As pessoas estão orgulhosas da cidade, de receber a Cimeira, e foram preparadas para isso. As três primeiras com quem falei repetiram as mesmas perguntas e comentários: “é a primeira vez aqui?”, “quando foi a última vez?” e “a cidade está muito diferente” com uma expressão de satisfação nos olhos. Para quem chega na minha posição isso é o contrário do que se quer ouvir mas temos que perceber a sua posição. A ligação entre o aeroporto e o centro é feita por avenidas novas, cheias de referências e orientações para a COP22, ladeadas por enormes parques públicos e hotéis de 5 estrelas.

O caos no trânsito densifica-se à medida que nos aproximamos da Medina, o coração de Marraquexe. É curioso como, quando estamos a pensar as alterações climáticas, a poluição atmosférica, etc., o fazemos com pensamento no mundo que nos rodeia mas aqui as emissões relacionadas com o transporte não têm comparação possível. Uma frota automóvel muito mais antiga e com pouco manutenção torna vários segmentos de qualquer passeio a pé irrespiráveis.

Passamos pelo local da conferência. Talvez seja porque não há nenhum sítio com a capacidade necessária na cidade, tudo parece ser feito em tendas gigantes. Ou será para manter presente a crise dos atuais refugiados, muitos dos quais estão já relacionados com o clima? Amanhã vou perceber melhor.

Chegados à Medina vejo que, felizmente, nesta parte pouco mudou. Claro que a minha memórias da praça e do souk são de há 16 anos quando, acabado de tirar a carta, saí pela primeira (e única vez) de carro da Europa, numa aventura todo-o-terreno com o meu pai. Que bom estar naquele epicentro de vida real. O cheiro a assados, fritos, especiarias, sumo de laranja e incenso rodeado de encantadores de cobras, curandeiros, artesanato e frutos secos.

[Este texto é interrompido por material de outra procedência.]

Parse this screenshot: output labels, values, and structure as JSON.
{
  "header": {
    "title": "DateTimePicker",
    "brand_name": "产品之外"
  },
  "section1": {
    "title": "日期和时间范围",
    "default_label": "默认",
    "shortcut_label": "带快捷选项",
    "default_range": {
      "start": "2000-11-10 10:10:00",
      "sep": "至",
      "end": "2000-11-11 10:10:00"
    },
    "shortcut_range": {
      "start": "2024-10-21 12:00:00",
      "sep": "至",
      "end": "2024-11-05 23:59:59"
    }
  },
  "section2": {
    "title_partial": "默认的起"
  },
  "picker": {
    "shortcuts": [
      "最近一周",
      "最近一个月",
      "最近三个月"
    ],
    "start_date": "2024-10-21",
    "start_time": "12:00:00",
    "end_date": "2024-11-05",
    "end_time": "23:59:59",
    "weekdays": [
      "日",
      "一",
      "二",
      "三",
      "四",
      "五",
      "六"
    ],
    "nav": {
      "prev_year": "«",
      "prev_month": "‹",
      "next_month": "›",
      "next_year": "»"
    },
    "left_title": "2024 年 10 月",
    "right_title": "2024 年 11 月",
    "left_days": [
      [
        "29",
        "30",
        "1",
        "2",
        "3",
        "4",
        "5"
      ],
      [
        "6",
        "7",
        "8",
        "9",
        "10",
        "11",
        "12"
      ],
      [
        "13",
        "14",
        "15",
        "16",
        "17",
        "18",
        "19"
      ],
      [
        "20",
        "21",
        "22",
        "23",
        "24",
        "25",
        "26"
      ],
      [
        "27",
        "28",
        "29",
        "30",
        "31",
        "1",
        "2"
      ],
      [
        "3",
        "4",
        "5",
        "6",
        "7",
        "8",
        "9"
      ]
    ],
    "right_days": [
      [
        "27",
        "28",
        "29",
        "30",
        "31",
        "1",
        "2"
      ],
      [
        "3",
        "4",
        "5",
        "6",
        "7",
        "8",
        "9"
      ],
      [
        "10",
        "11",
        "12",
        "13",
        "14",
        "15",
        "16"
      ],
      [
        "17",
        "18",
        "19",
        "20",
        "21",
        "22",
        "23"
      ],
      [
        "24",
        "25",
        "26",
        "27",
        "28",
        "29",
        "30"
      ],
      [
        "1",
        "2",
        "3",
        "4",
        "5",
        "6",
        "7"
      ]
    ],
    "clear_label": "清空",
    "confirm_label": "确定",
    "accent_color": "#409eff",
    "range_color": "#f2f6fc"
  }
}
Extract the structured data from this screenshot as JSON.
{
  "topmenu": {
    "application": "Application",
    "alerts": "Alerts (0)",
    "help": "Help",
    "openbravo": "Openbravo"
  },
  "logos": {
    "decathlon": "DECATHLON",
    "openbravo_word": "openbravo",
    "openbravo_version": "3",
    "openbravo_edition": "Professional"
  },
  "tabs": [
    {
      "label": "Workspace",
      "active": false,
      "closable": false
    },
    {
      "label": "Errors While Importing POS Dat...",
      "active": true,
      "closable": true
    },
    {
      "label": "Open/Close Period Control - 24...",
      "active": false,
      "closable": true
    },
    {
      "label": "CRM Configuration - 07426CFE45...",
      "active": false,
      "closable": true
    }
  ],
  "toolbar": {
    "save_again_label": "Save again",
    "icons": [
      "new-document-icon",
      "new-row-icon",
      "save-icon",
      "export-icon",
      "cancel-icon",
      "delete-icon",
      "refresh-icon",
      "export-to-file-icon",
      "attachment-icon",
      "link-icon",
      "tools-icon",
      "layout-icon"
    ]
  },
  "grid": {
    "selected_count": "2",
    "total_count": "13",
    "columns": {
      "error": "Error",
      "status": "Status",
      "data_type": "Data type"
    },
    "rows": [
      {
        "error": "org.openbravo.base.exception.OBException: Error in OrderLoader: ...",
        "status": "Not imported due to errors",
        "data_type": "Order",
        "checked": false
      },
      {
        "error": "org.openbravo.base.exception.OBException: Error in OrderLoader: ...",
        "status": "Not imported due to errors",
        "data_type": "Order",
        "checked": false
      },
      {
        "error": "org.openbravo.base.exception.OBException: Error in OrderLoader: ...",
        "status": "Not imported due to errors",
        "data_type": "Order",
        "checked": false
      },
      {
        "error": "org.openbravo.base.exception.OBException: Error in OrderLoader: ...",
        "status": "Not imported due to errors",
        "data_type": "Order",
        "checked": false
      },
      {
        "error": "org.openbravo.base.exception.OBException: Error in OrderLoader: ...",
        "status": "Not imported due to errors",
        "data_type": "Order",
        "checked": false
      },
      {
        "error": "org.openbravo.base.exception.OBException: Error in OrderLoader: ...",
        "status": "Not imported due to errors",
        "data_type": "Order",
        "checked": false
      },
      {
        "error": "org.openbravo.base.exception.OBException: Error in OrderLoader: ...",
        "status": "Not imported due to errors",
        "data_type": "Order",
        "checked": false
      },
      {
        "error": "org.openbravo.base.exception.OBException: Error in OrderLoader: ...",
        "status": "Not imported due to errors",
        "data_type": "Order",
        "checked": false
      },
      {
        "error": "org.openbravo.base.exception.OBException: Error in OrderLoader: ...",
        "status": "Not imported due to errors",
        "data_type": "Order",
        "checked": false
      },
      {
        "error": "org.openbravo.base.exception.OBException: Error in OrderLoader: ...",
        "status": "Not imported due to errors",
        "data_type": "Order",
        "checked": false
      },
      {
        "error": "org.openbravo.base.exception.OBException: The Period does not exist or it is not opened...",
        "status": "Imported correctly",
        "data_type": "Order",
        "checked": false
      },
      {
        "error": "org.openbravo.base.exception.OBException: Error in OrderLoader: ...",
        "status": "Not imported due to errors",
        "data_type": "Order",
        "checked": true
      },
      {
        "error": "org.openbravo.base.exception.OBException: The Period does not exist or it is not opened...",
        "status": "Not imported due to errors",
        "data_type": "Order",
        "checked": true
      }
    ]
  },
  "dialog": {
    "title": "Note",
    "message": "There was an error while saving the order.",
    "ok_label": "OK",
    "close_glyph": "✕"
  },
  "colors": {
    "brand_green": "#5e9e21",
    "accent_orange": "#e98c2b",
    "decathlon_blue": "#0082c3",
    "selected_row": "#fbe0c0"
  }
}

Encontrei-me com o Robert Pasicko da UNDP que estava com uma perita em negociações climáticas, também da UNDP e que participou nas últimas vinte COPs. A última vez que esteve em Marraquexe foi em 2001, como eu, mas ela veio para a COP6!

Falámos sobre a emoção de Paris no ano passado, sobre as limitações das tomadas de decisão por consenso e sobre os desafios desta COP. Contou que os países “desenvolvidos” entendem que os “em desenvolvimento” já devem ter objetivos vinculativos de emissões de CO2, mas os “em desenvolvimento” dizem que então os objetivos de financiamento por países desenvolvidos também devem ser vinculativos. E de como é difícil chegar a uma boa solução, porque os “desenvolvidos” sabem que grande parte dos fundos doados se esvai na corrupção.

Jantámos na praça como não podia deixar de ser, na tenda em que vimos mais famílias marroquinas e sentados à mesma mesa, já com o Sam da TRINE, uma plataforma como a Parity, mas especializada em investimento via crowfunding em projetos de energia limpa em África. O cheiro a fritos tomou conta da ocasião, mas soube muito bem. Amanhã começa a sério!